Sam Black

Yeah countries and states are relatively happy with the non-privacy systems as they “work”. My principle problem is I cannot see this system “working” to the satisfaction of the seemingly incessant voices who don’t want a child to see something that they shouldn’t, where “something” is nebulous and seems to change with who you ask and at regular intervals. I’m probably very jaded - I’d love to be proven wrong and this system works as a least worst option, but I’m in the UK and we recently seem hell bent on choosing the worst option offered.

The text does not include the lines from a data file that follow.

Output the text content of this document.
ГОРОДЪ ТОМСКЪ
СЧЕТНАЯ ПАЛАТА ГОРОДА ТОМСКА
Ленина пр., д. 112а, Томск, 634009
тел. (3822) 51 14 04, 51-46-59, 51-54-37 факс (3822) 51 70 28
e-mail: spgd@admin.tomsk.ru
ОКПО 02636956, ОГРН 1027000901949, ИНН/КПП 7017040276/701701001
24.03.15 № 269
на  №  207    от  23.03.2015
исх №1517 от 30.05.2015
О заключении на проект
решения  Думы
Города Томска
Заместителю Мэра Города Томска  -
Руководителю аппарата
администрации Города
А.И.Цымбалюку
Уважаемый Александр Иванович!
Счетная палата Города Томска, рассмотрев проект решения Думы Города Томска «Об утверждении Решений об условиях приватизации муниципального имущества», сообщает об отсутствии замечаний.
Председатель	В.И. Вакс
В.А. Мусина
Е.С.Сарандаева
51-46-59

I thought similarly that a minimally privacy invasive set up like sending a “I’m over/under 18” signal that didn’t require verifying government ID/live face scans/AI “age approximation” would be a good idea, but I now think that this system would fall over very quickly due to the client and server not being able to trust each other in this environment. The client app, be it browser, chat, game etc, can’t trust that the server it is communicating with isn’t acting nefariously, or is just collecting more data to be used for profiling. An example would be a phishing advert that required a user to “Verify their Discord account”, gets the username and age bracket signal and dumps it into a list that is made available to groomers [1]. Conversely, the server can’t trust that the client is sending accurate information. [2] Even in the proposal linked, it’s a DBUS service that “can be implemented by arbitrary applications as a distro sees fit” - there would be nothing to stop such a DBUS service returning differing age brackets based on the user’s preference or intention. This lack of trust would land us effectively back to “I’m over 18, honest” click throughs that “aren’t enough” for lawmakers currently, and I think there would be a requirement in short order to have “effective age verification at account creation for the age bracket signal” with all the privacy invasive steps we all hate, and securing these client apps to prevent tampering. At best, services wouldn’t trust the age bracket signal and still use those privacy invasive steps, joining the “Do Not Track” header and chocolate teapot for usefulness, and at worst “non verified clients/servers” (ie not Microsoft/Apple/Goolge/Meta/Amazon created) would be prevented from connecting. The allure of the simplicity and minimal impact of the laws is what’s giving this traction, and I think the proposals are just propelling us toward a massive patch of black ice, sloped or otherwise. Having said that, I can’t blame the devs for making an effort here, as it is a law, regardless of how lacking it is. [1] I realise “Won’t someone think of the children!” is massively overused by authoritarians, give me some slack with my example :) [2] Whilst the California/Colorado laws seem to make allowance for “people lie”, this is going to get re-implemented elsewhere without these exemptions.